At this point I return the mince to the pan, add beef stock, a cane of cinamon, a dash of cocoa powder, some dried oregano, some sugar, and apple vinegar
Keep posting. I ain't gonna go into the whole "this ain't real chilli" shit. I more or less follow the same process but without the infused butter.
Time to relax, 2.5h until the next step in my master plan
Once the stew is thick enough I add beans and let it simmer for another 30 minutes
About 10 minutes before serving I add this wonderful butter, it makes the dish more creamy and rich
And WA LA, here's the final product. I garnished it with some grated cheese, toasted sunflower seeds and fresh basil.
i have no problems with the beans
celery, carrot, wine, cinnamon, sugar, apple vinegar, butter, sunflower seeds...
bruh, this is bolognese (with sunflower seeds). 2/10, you fail the class, throw this shit out and try again.
There is no canon chili recipe. It was a stew cooked up by cowboys based on chili peppers plus whatever meat/veg they could find. This is not some high-class French dish defined by Careme; it's peasant food made with whatever was on hand.
Objectively wrong. Many books have been written about the subject and there are current international standards for what constitutes a chili and what doesn't.
If it makes you feel any better, it's been around about as long as sushi.
Is that why nobody can agree as to whether or not it should contain beans?
Get over yourself. Like a great many dishes that have been later popularized the roots of Chili were in peasant cooking. It's little different than other "classics" like French Coq au Vin or British Shepherd's pie.
I add it to veggies and scrape the brown bits that stuck to the pan. I only add beef after the wine has been reduced.
Tiny as they might've been, these peppers added enough heat for my taste. I had some various dried peppers that I considered adding but decided not to upon tasting.
Haha, yes I did.
I don't know what constitutes a "REAL" chili, the one I've made has been inspired by Heston Blumenthal's program about beef and he referred to it as such. Whatever I ened up with turned out to be pretty tasty.

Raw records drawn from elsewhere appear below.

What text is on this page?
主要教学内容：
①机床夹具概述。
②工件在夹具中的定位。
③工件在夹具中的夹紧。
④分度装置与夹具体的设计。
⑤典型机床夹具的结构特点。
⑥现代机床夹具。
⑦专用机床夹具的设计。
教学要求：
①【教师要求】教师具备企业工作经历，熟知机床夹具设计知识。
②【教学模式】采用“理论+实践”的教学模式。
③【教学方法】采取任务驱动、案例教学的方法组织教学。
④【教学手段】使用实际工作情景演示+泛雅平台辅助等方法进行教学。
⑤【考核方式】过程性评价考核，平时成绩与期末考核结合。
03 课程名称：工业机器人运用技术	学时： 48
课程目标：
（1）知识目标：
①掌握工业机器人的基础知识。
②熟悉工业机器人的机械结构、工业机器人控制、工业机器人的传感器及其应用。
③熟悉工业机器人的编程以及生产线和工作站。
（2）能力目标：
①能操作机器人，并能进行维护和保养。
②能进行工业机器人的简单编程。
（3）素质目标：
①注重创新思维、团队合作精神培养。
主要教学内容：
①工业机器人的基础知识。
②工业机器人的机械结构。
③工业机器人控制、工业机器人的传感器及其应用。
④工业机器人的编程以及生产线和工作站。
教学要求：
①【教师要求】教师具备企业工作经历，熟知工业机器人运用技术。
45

>Tiny as they might've been, these peppers added enough heat for my taste
They don't necessarily have to be hot chilis. Ideally you would use a combination of mild ones for flavor and then hotter ones to adjust the spiciness to suit your taste.
>I don't know what constitutes a "REAL" chili
That's highly debatable, but in generally speaking:
Your recipe was lacking in actual chilies. Ideally they would be whole (fresh and dried), but powder is also commonly used.
You also used several ingredients which are very very rarely, if ever, found in chili: wine, carrots, celery, star anise
Your "flavored butter" method is also unheard of.
don't get me wrong, I'm sure it tasted good. But those things are very much out of place when someone says "chili".
>The fun in cooking is also experimenting though
Agreed. I was just pointing out what was different compared to traditional chili in case you didn't know.
>>what do you call this contraption
I'd call it stew.
I think that's the recipe he used in the TV program.
Got the spiced butter idea from it. I used the star anise trick before.
Yet he clearly has no idea how to make chili.
Just because he's a great chef doesn't mean he's good at everything. Look at Gordon Ramsay for example. Top-tier chef for sure, yet watch him try and make Asian food on any of his TV programs. Heck, watch him try to make a hamburger. He fucks both of those up. Follow chefs for what they are good at, not anything that comes out of their mouths. Ramsay, for example, is an expert at French and British food. Anything else? Nope. Alain Passard is another great example. They had him back on the old Iron Chef show. At the time he was the top-ranked 3-michelin-star chef in the world, yet he didn't know what soy sauce was. Chefs have specialties; they're not universally good.
>Yet he clearly has no idea how to make chili.
You're only saying that because you disagree about the ingredients. You can't say he doesn't know what he's doing. You can't even be a little humble and say "I don't like Heston's chili" because I doubt you've ever tried it.
What good would it do to only have one chili recipe? Would you sleep better at night knowing everyone around the world was making chili to your exact specifications?